DNN vom 31. März 2017

Warum ist der Neumarkt zu eine der großen Attraktionen Dresdens geworden? Die erste Antwort ist banal: Weil die Frauenkirche wiederaufgebaut wurde. „Gegen den Widerstand der Mehrheit der bundesdeutschen Denkmalpfleger“, wie sich Gerhard Glaser erinnert, früherer Landeskonservator und Mitglied der Gestaltungskommission Kulturhistorisches Zentrum. Das städtische Gremium hat seinen Anteil daran, dass sich der Neumarkt zu einem architektonischen Ensemble entwickelt, das den historischen Stadtgrundriss wiederherstellt, Gebäudefassaden rekonstruiert und sich dennoch den Anforderungen der Neuzeit an ein Gebäude stellt.

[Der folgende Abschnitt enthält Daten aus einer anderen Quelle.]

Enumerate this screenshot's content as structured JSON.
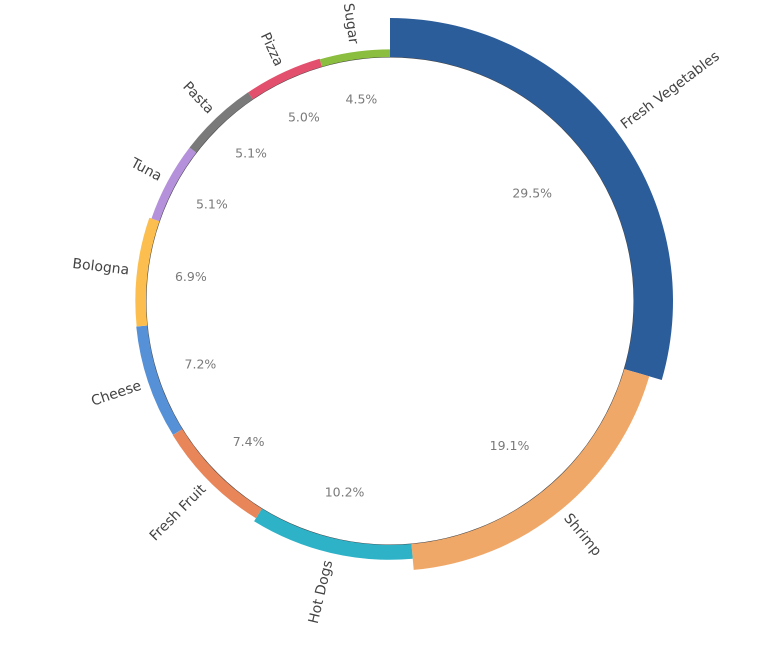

Die Gestaltungskommission gab jetzt erstmals seit ihrer Gründung 1998 Einblicke in ihre Arbeit. Harmonisch geht es nicht immer zu, wenn zwischen Interessen von Investoren und der Stadtentwicklung moderiert werden muss. „Dresden kann stolz darauf sein, dass es so ein Gremium gibt“, sagt der Berliner Kunsthistoriker Joachim Kuke. „Wenn man Architekten laufen lässt, entstehen mitunter Monstrositäten. Gute Architektur lebt von Zwängen.“

Die Gestaltungskommission sei dazu da, Zwänge auszuüben. Das vom berühmten Landeskonservator Hans Nadler schon in den 1970er Jahren entwickelte Leitfassaden-Konzept zwinge die Architekten dazu, sich mit dem Ort auseinanderzusetzen, mit seiner Geschichte, den Verbindungen zu anderen Gebäuden in der Nachbarschaft, so Kuke. Dresden, lobt der Kunsthistoriker, habe es geschafft, trotz aller deutschen Baugesetze die historischen Gassen und Abstände wieder aufleben zu lassen. „Nirgendwo sonst wird so eng gebaut wie hier am Neumarkt.“ Das Konzept der Leitfassaden werde unter anderem in Potsdam und Frankfurt/Main fortgeführt. „Dresden hat eine Vorbildfunktion für viele andere Städte.“

Die Berliner Architektin Marina Stankovic, in Kanada geboren und Italien aufgewachsen, sieht die unterschiedlichen Schichten der Stadt am Neumarkt aufleben. An manchen Plätzen seien in der Vergangenheit Gebäude abgerissen und neue errichtet worden. Das „Hotel de Saxe“ etwa sei durch die Königliche Post ersetzt worden. Die Gestaltungskommission habe entschieden, dass nicht das Postgebäude rekonstruiert wird, sondern das Hotel.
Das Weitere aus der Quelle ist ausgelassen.